As if to underscore the point, on Tuesday Toomey was one of just five Republicans who joined the 50 Democrats in killing a motion to block the upcoming impeachment trial of former President Trump by declaring the trial of an ex-president constitutionally out of bounds.
And earlier this month, he was one of only a handful of Senate Republicans who said Trump should resign in the wake of the Jan. 6 attack by Trump supporters on the U.S. Capitol.
“He’s honestly maybe the more interesting one to watch (from Pennsylvania),” said Taylor, the Cook analyst, “given that the Republican Party is sort of struggling with its identity. He could be one of the most impactful Republicans.”
If Democratic priorities prevail in areas like economic recovery or, down the road, a major infrastructure funding package, that would be huge for Pennsylvania, say officials in Gov. Tom Wolf’s administration.

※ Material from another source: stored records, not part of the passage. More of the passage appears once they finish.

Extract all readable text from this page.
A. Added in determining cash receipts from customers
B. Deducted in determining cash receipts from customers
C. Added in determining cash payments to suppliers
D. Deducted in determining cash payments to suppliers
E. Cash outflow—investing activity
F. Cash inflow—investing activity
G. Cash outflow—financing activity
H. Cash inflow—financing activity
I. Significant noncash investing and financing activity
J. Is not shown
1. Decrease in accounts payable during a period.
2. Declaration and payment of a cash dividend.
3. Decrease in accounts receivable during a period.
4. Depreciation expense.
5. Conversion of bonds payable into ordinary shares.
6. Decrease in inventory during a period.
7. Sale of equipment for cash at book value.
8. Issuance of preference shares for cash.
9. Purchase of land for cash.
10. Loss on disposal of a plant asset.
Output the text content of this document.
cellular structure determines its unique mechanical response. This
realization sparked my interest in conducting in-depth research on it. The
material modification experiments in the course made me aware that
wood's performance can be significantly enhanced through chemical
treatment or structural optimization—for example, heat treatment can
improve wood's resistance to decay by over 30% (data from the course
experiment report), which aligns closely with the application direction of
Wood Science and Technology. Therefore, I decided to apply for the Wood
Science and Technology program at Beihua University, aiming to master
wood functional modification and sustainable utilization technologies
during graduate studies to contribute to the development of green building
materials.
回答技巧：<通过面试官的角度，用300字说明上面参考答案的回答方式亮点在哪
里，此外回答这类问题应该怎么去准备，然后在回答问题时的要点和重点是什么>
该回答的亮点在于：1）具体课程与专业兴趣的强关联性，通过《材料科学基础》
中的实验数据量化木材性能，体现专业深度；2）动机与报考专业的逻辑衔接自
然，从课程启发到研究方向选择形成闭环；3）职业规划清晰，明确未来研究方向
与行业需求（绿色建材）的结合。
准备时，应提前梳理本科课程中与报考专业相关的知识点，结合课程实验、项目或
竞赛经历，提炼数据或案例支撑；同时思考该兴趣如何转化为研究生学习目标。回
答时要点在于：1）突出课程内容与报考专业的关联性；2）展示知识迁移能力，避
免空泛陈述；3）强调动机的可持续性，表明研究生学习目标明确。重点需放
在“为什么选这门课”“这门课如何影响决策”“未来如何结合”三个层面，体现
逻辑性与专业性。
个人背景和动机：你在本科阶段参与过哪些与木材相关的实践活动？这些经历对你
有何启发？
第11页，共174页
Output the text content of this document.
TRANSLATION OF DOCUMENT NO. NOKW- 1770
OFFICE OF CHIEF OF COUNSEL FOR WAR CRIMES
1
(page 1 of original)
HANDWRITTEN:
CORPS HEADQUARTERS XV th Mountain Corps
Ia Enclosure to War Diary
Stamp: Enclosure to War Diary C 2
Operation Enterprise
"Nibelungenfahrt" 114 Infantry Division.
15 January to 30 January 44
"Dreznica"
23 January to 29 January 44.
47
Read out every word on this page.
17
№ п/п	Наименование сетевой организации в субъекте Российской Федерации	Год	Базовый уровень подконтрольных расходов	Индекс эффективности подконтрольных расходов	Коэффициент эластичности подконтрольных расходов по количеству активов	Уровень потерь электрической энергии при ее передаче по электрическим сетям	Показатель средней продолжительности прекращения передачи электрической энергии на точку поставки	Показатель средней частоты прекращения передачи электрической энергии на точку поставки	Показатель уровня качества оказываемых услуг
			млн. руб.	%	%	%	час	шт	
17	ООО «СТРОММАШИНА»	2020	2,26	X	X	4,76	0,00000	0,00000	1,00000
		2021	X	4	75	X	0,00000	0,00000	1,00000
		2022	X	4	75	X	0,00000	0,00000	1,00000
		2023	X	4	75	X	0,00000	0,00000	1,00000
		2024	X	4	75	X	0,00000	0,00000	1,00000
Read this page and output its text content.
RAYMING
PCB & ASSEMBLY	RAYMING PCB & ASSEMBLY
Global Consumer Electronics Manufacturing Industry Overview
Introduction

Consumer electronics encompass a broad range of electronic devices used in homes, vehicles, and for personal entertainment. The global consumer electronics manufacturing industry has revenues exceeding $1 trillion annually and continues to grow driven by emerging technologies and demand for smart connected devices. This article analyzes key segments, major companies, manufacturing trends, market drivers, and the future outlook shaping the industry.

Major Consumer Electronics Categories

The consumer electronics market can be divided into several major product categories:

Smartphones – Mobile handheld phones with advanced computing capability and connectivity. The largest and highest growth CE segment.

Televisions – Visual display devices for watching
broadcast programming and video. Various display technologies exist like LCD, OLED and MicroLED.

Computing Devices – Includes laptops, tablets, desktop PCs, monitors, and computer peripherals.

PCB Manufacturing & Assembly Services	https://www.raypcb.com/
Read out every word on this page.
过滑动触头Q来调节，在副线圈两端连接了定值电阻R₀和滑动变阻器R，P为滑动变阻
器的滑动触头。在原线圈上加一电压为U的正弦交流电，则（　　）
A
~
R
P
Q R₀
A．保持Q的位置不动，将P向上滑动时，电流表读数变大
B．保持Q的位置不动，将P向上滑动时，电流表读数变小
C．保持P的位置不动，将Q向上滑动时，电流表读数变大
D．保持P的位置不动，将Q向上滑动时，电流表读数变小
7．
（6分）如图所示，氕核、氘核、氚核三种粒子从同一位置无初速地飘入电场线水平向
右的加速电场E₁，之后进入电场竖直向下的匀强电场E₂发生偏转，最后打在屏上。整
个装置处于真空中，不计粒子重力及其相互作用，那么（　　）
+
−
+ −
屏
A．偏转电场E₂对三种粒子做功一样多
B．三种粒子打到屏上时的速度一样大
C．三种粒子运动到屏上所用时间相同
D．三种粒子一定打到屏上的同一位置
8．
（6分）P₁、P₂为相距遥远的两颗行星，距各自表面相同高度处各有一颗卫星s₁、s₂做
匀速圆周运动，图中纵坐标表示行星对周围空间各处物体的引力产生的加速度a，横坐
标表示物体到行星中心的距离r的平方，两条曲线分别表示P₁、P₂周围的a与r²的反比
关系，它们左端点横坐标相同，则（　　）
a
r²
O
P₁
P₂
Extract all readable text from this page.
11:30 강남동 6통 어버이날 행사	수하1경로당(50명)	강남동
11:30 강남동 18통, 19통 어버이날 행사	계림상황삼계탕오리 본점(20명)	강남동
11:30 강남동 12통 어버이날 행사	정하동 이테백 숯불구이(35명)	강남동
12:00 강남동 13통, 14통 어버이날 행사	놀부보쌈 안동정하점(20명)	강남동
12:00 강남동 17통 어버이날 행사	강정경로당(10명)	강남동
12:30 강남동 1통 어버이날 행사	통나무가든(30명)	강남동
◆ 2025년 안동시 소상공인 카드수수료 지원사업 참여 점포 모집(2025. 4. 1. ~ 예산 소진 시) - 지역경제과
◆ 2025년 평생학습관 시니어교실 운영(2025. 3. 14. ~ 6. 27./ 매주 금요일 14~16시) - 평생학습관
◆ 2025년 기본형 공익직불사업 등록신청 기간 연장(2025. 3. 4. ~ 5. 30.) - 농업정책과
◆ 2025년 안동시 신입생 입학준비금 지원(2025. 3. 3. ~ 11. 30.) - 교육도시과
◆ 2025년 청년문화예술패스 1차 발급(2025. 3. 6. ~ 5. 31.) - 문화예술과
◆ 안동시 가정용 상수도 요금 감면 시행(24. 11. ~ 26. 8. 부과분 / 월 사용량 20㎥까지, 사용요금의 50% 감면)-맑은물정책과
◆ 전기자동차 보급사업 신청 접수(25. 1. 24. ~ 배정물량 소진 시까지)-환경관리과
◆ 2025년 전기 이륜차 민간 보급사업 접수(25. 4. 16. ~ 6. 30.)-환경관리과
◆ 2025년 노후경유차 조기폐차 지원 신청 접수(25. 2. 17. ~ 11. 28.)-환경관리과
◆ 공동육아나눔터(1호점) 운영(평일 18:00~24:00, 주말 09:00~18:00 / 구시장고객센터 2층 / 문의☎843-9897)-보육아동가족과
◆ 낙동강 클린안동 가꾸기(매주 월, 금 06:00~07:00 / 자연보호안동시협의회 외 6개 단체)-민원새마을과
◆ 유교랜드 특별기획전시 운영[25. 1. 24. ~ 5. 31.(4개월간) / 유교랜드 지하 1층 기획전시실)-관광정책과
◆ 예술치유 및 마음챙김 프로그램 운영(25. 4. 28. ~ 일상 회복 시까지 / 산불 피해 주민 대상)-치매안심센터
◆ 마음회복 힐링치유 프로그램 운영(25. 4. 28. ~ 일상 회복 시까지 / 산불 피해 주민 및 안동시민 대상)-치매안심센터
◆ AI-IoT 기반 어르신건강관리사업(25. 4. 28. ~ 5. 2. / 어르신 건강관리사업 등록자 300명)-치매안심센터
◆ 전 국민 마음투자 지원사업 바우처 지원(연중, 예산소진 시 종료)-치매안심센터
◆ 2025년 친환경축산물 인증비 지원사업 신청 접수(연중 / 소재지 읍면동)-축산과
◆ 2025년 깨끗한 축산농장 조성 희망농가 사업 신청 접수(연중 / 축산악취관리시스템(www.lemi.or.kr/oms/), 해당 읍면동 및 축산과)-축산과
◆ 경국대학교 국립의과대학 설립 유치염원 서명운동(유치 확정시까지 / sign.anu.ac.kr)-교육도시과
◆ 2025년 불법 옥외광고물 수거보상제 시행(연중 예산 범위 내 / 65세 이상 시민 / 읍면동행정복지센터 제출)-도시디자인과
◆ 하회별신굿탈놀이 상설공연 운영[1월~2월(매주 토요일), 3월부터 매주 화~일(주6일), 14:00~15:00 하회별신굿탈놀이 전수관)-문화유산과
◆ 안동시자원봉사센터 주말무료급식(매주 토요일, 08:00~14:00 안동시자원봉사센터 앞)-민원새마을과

They are particularly keen on Congressional Democrats’ stated desire — supported by President Biden — to dole out federal funding to help state and local governments maintain funding for schools and other key services in the face of recession-ravaged tax collections.
They are also optimistic they’ll see a new push for federal action on infrastructure spending, something Wolf has been pushing for through most of his second term, with little success.
“Those two things, if we were able to get both of those done in the next 12 months, I think would really fuel the Commonwealth’s economy and recovery, help putting some people back to work and plugging holes” in the budget, said one administration official who works regularly with the Congressional delegation.
So, the world turned on its head? Certainly not.
But for Democrats in Washington, it’s certainly is a new day.
“I don’t think there’s any question we have opportunities with the majority and a Democratic president that we didn’t have before,” Casey said.